Sunday, 27 November 2011

Joint hypermobility

Take a look at the picture in this post taken from this link describing joint hypermobility on the NHS Choices website. Notice the unusual orientation of the thumb in the picture, something that most of us would be unable to do without at least having a rather painful broken thumb. This is one example of joint hypermobility, where joints are able to stretch further than normal.

Source: NHS Choices website
I don't know about you but I had several contortionists in the making in my classes at school. Kids who were pretty well versed in showing off their hypermobile joints (often to the detriment of us not so talented children). Not surprisingly these were probably the same kids who easily perfected 'the caterpillar' and similar electric boogaloo moves whilst the rest of us ended up just doin' the slug.

It is probably not surprising that quite a few of the population possess at least one hypermobile joint party trick. Indeed joint laxity or double-jointedness, as it is also (rightly or wrongly) called, seems to be present in an estimated 10-20% of people, mostly without causing any problems. But that is not to say that such suppleness is not without cost in some cases, where joint hypermobility can be linked with pain and other symptoms in some cases to form joint hypermobility syndrome (JHS). Diagnosing JHS is a relatively straight-forward process given the availability of information such as the Brighton criteria although there is still some discussion on the recognition and acceptance of JHS.

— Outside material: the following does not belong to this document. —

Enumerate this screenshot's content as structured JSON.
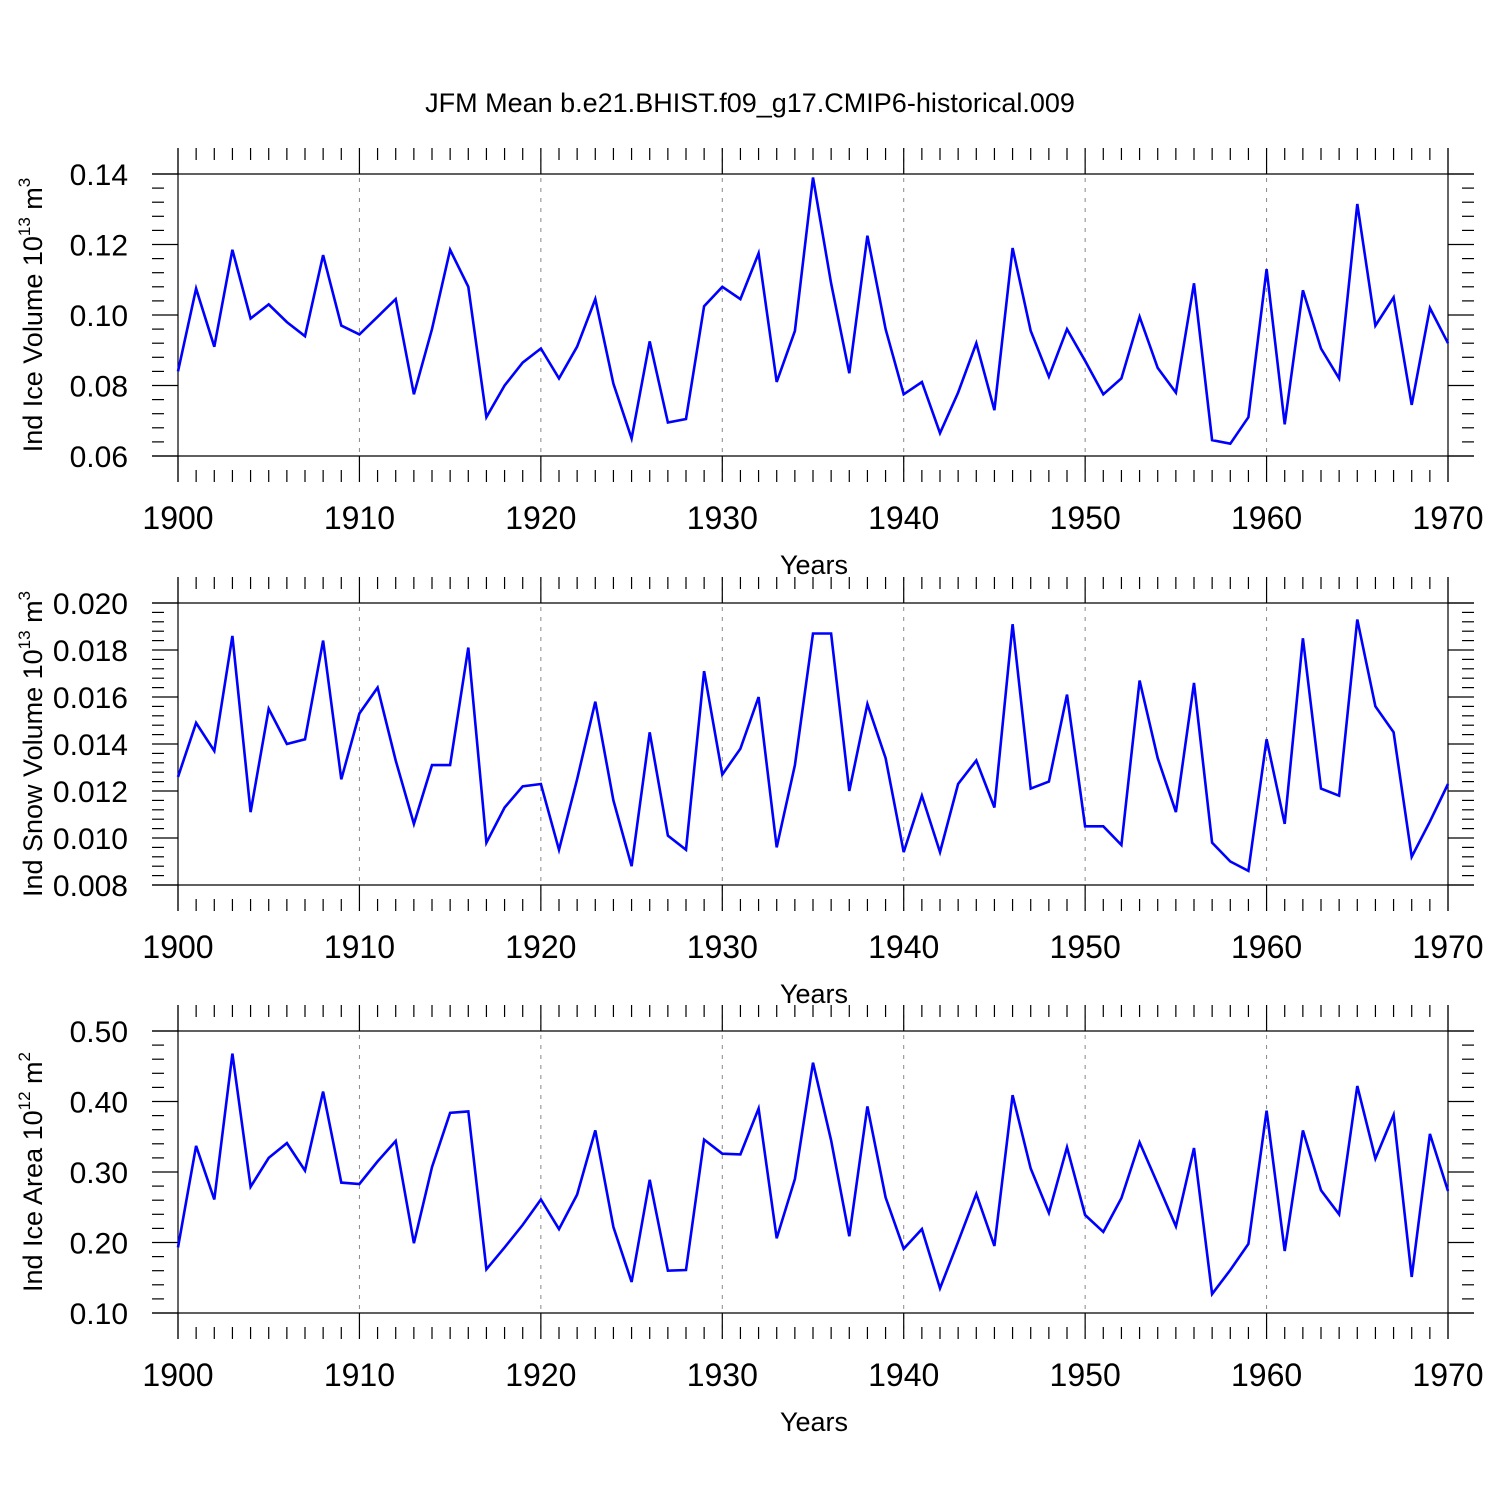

Although perhaps an unusual relationship, it has long been known that patients with JHS also present with a variety of other symptoms not necessarily connected to musculoskeletal symptoms. This paper highlighted a range of symptoms stretching (pardon the wordplay) from cardio-respiratory to gastrointestinal (GI) to other effects like migraine and sleep disturbances. My eye was immediately drawn to the GI issues suggested to be associated with JHS primarily because JHS is a disorder of connective tissue. Under such a broad heading, some (like this paper) have suggested a possible link between JHS and functional bowel problems of unexplained origin. Moving further into the GI-JHS link, a recent paper also asked a few questions about screening for coeliac (celiac) disease in cases of JHS (linked also to Ehlers-Danlos syndrome).

For quite a few years now, there have been rumblings about a possible connection between joint hypermobility and some cases of autism; that is children and adults with autism who seem to be very, very supple. Without trying to make any judgments, UK readers might remember a very nimble young chap with autism who did very well on Britain's Got Talent (quite the photo I am sure you will agree).

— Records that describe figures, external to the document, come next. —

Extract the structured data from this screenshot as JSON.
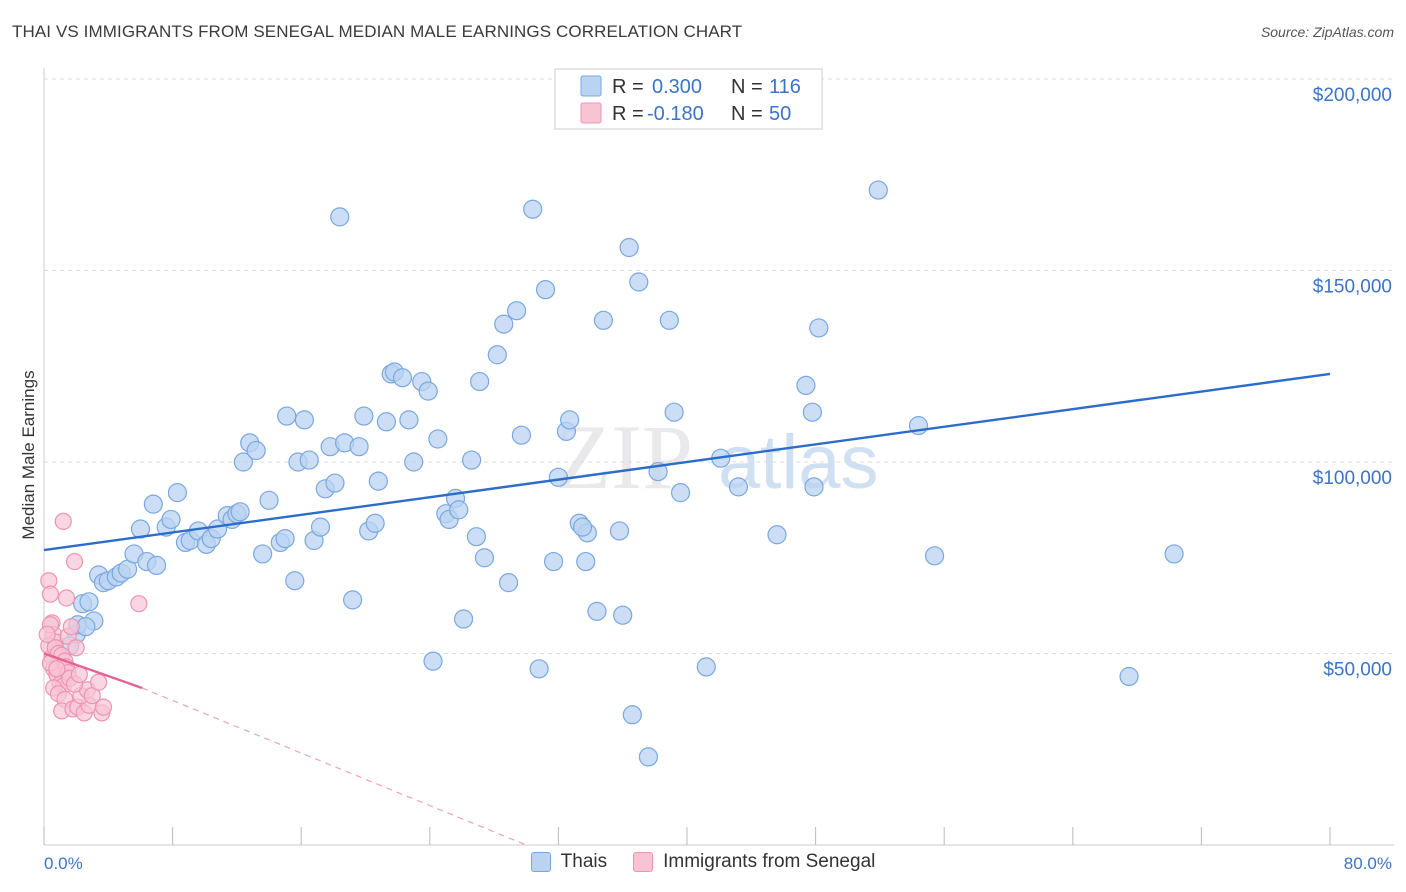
{
  "header": {
    "title": "THAI VS IMMIGRANTS FROM SENEGAL MEDIAN MALE EARNINGS CORRELATION CHART",
    "source": "Source: ZipAtlas.com"
  },
  "watermark": {
    "zip": "ZIP",
    "atlas": "atlas"
  },
  "legend": {
    "r_label": "R =",
    "n_label": "N =",
    "rows": [
      {
        "r": "0.300",
        "n": "116"
      },
      {
        "r": "-0.180",
        "n": "50"
      }
    ]
  },
  "colors": {
    "thai_fill": "#b9d3f2",
    "thai_stroke": "#7aa7e0",
    "thai_line": "#2d6cc9",
    "sen_fill": "#f7c4d4",
    "sen_stroke": "#ef93b3",
    "sen_line": "#e36493",
    "axis_text": "#3b73c8",
    "grid": "#dcdcdc"
  },
  "chart_data": {
    "type": "scatter",
    "title": "THAI VS IMMIGRANTS FROM SENEGAL MEDIAN MALE EARNINGS CORRELATION CHART",
    "xlabel": "",
    "ylabel": "Median Male Earnings",
    "xlim": [
      0,
      80
    ],
    "ylim": [
      0,
      200000
    ],
    "x_tick_labels": [
      "0.0%",
      "80.0%"
    ],
    "y_ticks": [
      50000,
      100000,
      150000,
      200000
    ],
    "y_tick_labels": [
      "$50,000",
      "$100,000",
      "$150,000",
      "$200,000"
    ],
    "legend_position": "bottom-center",
    "series": [
      {
        "name": "Thais",
        "r": 0.3,
        "n": 116,
        "trend": {
          "x": [
            0,
            80
          ],
          "y": [
            77000,
            123000
          ],
          "dashed_extension": false
        },
        "points": [
          [
            2.0,
            55000
          ],
          [
            2.1,
            57500
          ],
          [
            2.4,
            63000
          ],
          [
            2.8,
            63500
          ],
          [
            3.1,
            58500
          ],
          [
            3.4,
            70500
          ],
          [
            3.7,
            68500
          ],
          [
            4.0,
            69000
          ],
          [
            4.5,
            70000
          ],
          [
            4.8,
            71000
          ],
          [
            5.2,
            72000
          ],
          [
            5.6,
            76000
          ],
          [
            6.0,
            82500
          ],
          [
            6.4,
            74000
          ],
          [
            6.8,
            89000
          ],
          [
            7.0,
            73000
          ],
          [
            7.6,
            83000
          ],
          [
            7.9,
            85000
          ],
          [
            8.3,
            92000
          ],
          [
            8.8,
            79000
          ],
          [
            9.1,
            79500
          ],
          [
            9.6,
            82000
          ],
          [
            10.1,
            78500
          ],
          [
            10.4,
            80000
          ],
          [
            10.8,
            82500
          ],
          [
            11.4,
            86000
          ],
          [
            11.7,
            85000
          ],
          [
            12.0,
            86500
          ],
          [
            12.4,
            100000
          ],
          [
            12.8,
            105000
          ],
          [
            13.2,
            103000
          ],
          [
            13.6,
            76000
          ],
          [
            14.0,
            90000
          ],
          [
            14.7,
            79000
          ],
          [
            15.0,
            80000
          ],
          [
            15.1,
            112000
          ],
          [
            15.6,
            69000
          ],
          [
            15.8,
            100000
          ],
          [
            16.2,
            111000
          ],
          [
            16.5,
            100500
          ],
          [
            16.8,
            79500
          ],
          [
            17.2,
            83000
          ],
          [
            17.5,
            93000
          ],
          [
            17.8,
            104000
          ],
          [
            18.1,
            94500
          ],
          [
            18.4,
            164000
          ],
          [
            18.7,
            105000
          ],
          [
            19.2,
            64000
          ],
          [
            19.6,
            104000
          ],
          [
            19.9,
            112000
          ],
          [
            20.2,
            82000
          ],
          [
            20.6,
            84000
          ],
          [
            20.8,
            95000
          ],
          [
            21.3,
            110500
          ],
          [
            21.6,
            123000
          ],
          [
            21.8,
            123500
          ],
          [
            22.3,
            122000
          ],
          [
            22.7,
            111000
          ],
          [
            23.0,
            100000
          ],
          [
            23.5,
            121000
          ],
          [
            23.9,
            118500
          ],
          [
            24.2,
            48000
          ],
          [
            24.5,
            106000
          ],
          [
            25.0,
            86500
          ],
          [
            25.2,
            85000
          ],
          [
            25.6,
            90500
          ],
          [
            26.1,
            59000
          ],
          [
            26.6,
            100500
          ],
          [
            26.9,
            80500
          ],
          [
            27.1,
            121000
          ],
          [
            27.4,
            75000
          ],
          [
            28.2,
            128000
          ],
          [
            28.6,
            136000
          ],
          [
            28.9,
            68500
          ],
          [
            29.4,
            139500
          ],
          [
            29.7,
            107000
          ],
          [
            30.4,
            166000
          ],
          [
            30.8,
            46000
          ],
          [
            31.2,
            145000
          ],
          [
            31.7,
            74000
          ],
          [
            32.0,
            96000
          ],
          [
            32.5,
            108000
          ],
          [
            32.7,
            111000
          ],
          [
            33.3,
            84000
          ],
          [
            33.7,
            74000
          ],
          [
            33.8,
            81500
          ],
          [
            34.4,
            61000
          ],
          [
            34.8,
            137000
          ],
          [
            35.8,
            82000
          ],
          [
            36.0,
            60000
          ],
          [
            36.4,
            156000
          ],
          [
            36.6,
            34000
          ],
          [
            37.0,
            147000
          ],
          [
            37.6,
            23000
          ],
          [
            38.2,
            97500
          ],
          [
            38.9,
            137000
          ],
          [
            39.2,
            113000
          ],
          [
            41.2,
            46500
          ],
          [
            43.2,
            93500
          ],
          [
            45.6,
            81000
          ],
          [
            47.4,
            120000
          ],
          [
            47.8,
            113000
          ],
          [
            47.9,
            93500
          ],
          [
            48.2,
            135000
          ],
          [
            51.9,
            171000
          ],
          [
            54.4,
            109500
          ],
          [
            55.4,
            75500
          ],
          [
            67.5,
            44000
          ],
          [
            70.3,
            76000
          ],
          [
            1.6,
            52000
          ],
          [
            2.6,
            57000
          ],
          [
            12.2,
            87000
          ],
          [
            25.8,
            87500
          ],
          [
            42.1,
            101000
          ],
          [
            39.6,
            92000
          ],
          [
            33.5,
            83000
          ]
        ]
      },
      {
        "name": "Immigrants from Senegal",
        "r": -0.18,
        "n": 50,
        "trend": {
          "x": [
            0,
            6.1
          ],
          "y": [
            50000,
            41000
          ],
          "dashed_extension_to": [
            30,
            0
          ]
        },
        "points": [
          [
            0.3,
            69000
          ],
          [
            0.4,
            65500
          ],
          [
            0.5,
            58000
          ],
          [
            0.6,
            55000
          ],
          [
            0.7,
            53000
          ],
          [
            0.8,
            50500
          ],
          [
            0.9,
            48500
          ],
          [
            1.0,
            47000
          ],
          [
            1.1,
            45500
          ],
          [
            1.2,
            44000
          ],
          [
            0.3,
            52000
          ],
          [
            0.5,
            49000
          ],
          [
            0.6,
            46000
          ],
          [
            0.8,
            44500
          ],
          [
            1.0,
            42000
          ],
          [
            1.2,
            41500
          ],
          [
            0.4,
            57500
          ],
          [
            0.7,
            51500
          ],
          [
            0.9,
            50000
          ],
          [
            1.1,
            49500
          ],
          [
            1.3,
            48000
          ],
          [
            1.4,
            46500
          ],
          [
            1.5,
            45000
          ],
          [
            1.6,
            43500
          ],
          [
            0.6,
            41000
          ],
          [
            0.9,
            39500
          ],
          [
            1.3,
            38000
          ],
          [
            1.1,
            35000
          ],
          [
            1.8,
            35500
          ],
          [
            2.1,
            36000
          ],
          [
            2.5,
            34500
          ],
          [
            2.8,
            36500
          ],
          [
            3.6,
            34500
          ],
          [
            3.7,
            36000
          ],
          [
            2.3,
            39000
          ],
          [
            2.7,
            40500
          ],
          [
            3.0,
            39000
          ],
          [
            3.4,
            42500
          ],
          [
            1.9,
            42000
          ],
          [
            2.2,
            44500
          ],
          [
            1.2,
            84500
          ],
          [
            1.4,
            64500
          ],
          [
            1.9,
            74000
          ],
          [
            5.9,
            63000
          ],
          [
            1.5,
            54500
          ],
          [
            1.7,
            57000
          ],
          [
            2.0,
            51500
          ],
          [
            0.2,
            55000
          ],
          [
            0.4,
            47500
          ],
          [
            0.8,
            46000
          ]
        ]
      }
    ]
  },
  "bottom_legend": {
    "items": [
      "Thais",
      "Immigrants from Senegal"
    ]
  }
}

Searching the published scientific literature all I have been able to find is the odd case study like this one suggestive of an 'association' in individual cases of rare genetic findings. I note however that joint hypermobility has not yet been explored in a more population-wide systematic way for autism spectrum conditions so reports remain anecdotal.

To finish, and keeping the breakdance theme alive, Run DMC reloaded.